Foreword

Many years ago, when I was laboring in obscurity as employee-newsletter editor for a small textile company, my boss asked me to prepare brief remarks for the president of the company to deliver at a gathering of longtime employees. I accepted the challenge with considerable trepidation. The situation was not ideal even for an experienced speech writer, certainly not for me, whose experience was absolute zero. The deadline was tight and I would not be given the opportunity to talk with the president to find out what he wanted to say. Guidance from my boss was minimal. It was left to me to decide what the president would say as well as how he would say it. Nevertheless, I somehow muddled through.

To my amazement, the president delivered the speech exactly as I had written it. Even more to my amazement, he sounded good. As I listened to him speak, I was conscious of every pause, every emphasis, every nuance that I had tried so hard to put into the remarks. I had made no effort to ''sound'' like the man. In truth, I couldn't have done so if I had tried, for I had met him only briefly and had never heard him make a speech. What I wrote for him was what I thought he ought to say and how I thought he ought to say it. That, I learned much, much later, is the speech writer's first duty.

The whole exercise was enormously satisfying. In later years, I was to experience the same satisfaction, the feeling that I had at least some influence on the direction of the company for which I was writing. I enjoyed hearing my words delivered by a good speaker.

After a brief stint as publications manager for The Coca-Cola Company, I joined the international public relations agency of Manning, Selvage & Lee, and over a quarter of a century with that firm I honed my skill as a speech writer. This book is a compilation of what I learned about writing speeches and, in the process, about delivering them, because writing and delivery are inseparable.

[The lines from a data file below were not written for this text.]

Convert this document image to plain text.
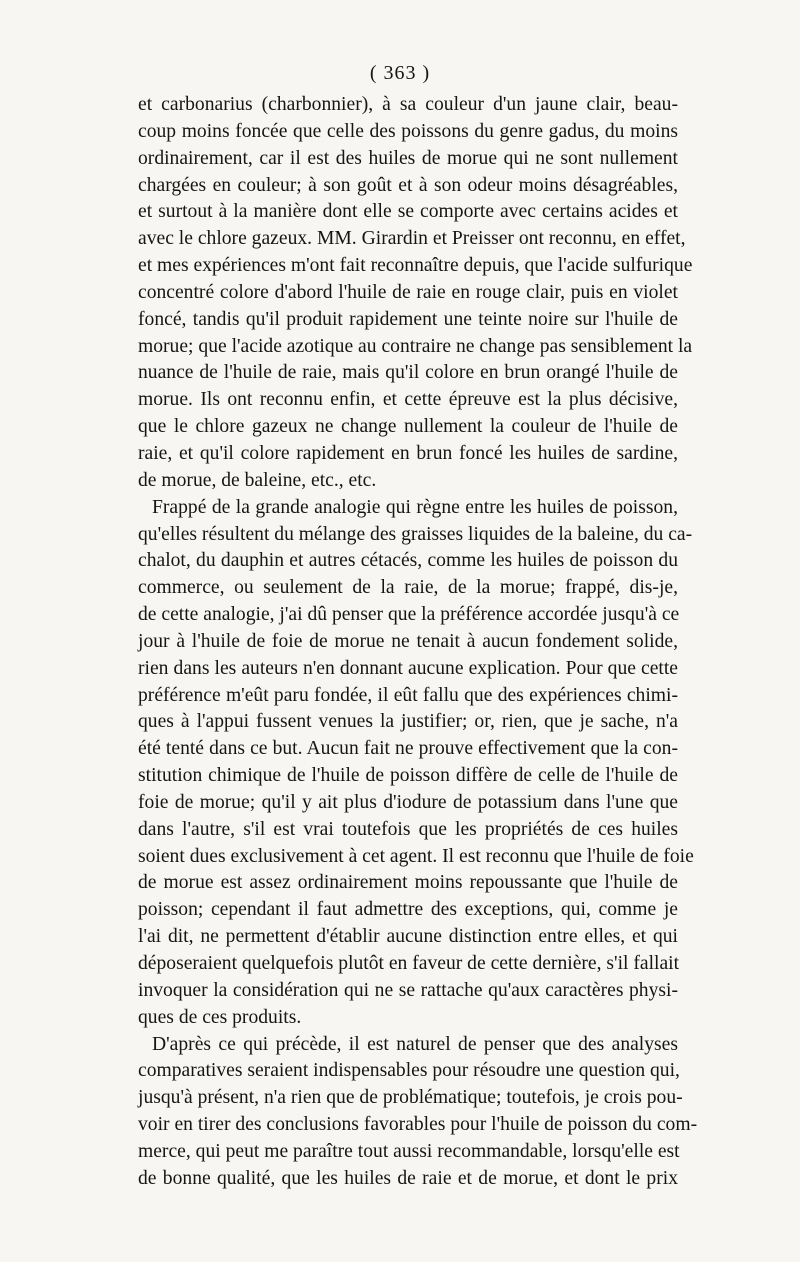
( 363 )
et carbonarius (charbonnier), à sa couleur d'un jaune clair, beau-
coup moins foncée que celle des poissons du genre gadus, du moins
ordinairement, car il est des huiles de morue qui ne sont nullement
chargées en couleur; à son goût et à son odeur moins désagréables,
et surtout à la manière dont elle se comporte avec certains acides et
avec le chlore gazeux. MM. Girardin et Preisser ont reconnu, en effet,
et mes expériences m'ont fait reconnaître depuis, que l'acide sulfurique
concentré colore d'abord l'huile de raie en rouge clair, puis en violet
foncé, tandis qu'il produit rapidement une teinte noire sur l'huile de
morue; que l'acide azotique au contraire ne change pas sensiblement la
nuance de l'huile de raie, mais qu'il colore en brun orangé l'huile de
morue. Ils ont reconnu enfin, et cette épreuve est la plus décisive,
que le chlore gazeux ne change nullement la couleur de l'huile de
raie, et qu'il colore rapidement en brun foncé les huiles de sardine,
de morue, de baleine, etc., etc.
Frappé de la grande analogie qui règne entre les huiles de poisson,
qu'elles résultent du mélange des graisses liquides de la baleine, du ca-
chalot, du dauphin et autres cétacés, comme les huiles de poisson du
commerce, ou seulement de la raie, de la morue; frappé, dis-je,
de cette analogie, j'ai dû penser que la préférence accordée jusqu'à ce
jour à l'huile de foie de morue ne tenait à aucun fondement solide,
rien dans les auteurs n'en donnant aucune explication. Pour que cette
préférence m'eût paru fondée, il eût fallu que des expériences chimi-
ques à l'appui fussent venues la justifier; or, rien, que je sache, n'a
été tenté dans ce but. Aucun fait ne prouve effectivement que la con-
stitution chimique de l'huile de poisson diffère de celle de l'huile de
foie de morue; qu'il y ait plus d'iodure de potassium dans l'une que
dans l'autre, s'il est vrai toutefois que les propriétés de ces huiles
soient dues exclusivement à cet agent. Il est reconnu que l'huile de foie
de morue est assez ordinairement moins repoussante que l'huile de
poisson; cependant il faut admettre des exceptions, qui, comme je
l'ai dit, ne permettent d'établir aucune distinction entre elles, et qui
déposeraient quelquefois plutôt en faveur de cette dernière, s'il fallait
invoquer la considération qui ne se rattache qu'aux caractères physi-
ques de ces produits.
D'après ce qui précède, il est naturel de penser que des analyses
comparatives seraient indispensables pour résoudre une question qui,
jusqu'à présent, n'a rien que de problématique; toutefois, je crois pou-
voir en tirer des conclusions favorables pour l'huile de poisson du com-
merce, qui peut me paraître tout aussi recommandable, lorsqu'elle est
de bonne qualité, que les huiles de raie et de morue, et dont le prix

So the book is intended both for people who write speeches for others and for people who write and deliver their own. It is also a defense of the written speech. I am not of the school that believes all good speeches are extemporaneous.

Because the book is to a large extent a memoir, I have written in the first person throughout. In addition to using examples from actual speeches to illustrate points, I have included at the end of each chapter at least one full speech or substantial excerpt from a speech by a well-known person. These speeches are selected both for their historical significance and to illustrate points made in the book. I believe reading and listening to speeches is one of the keys to learning how to write and deliver them.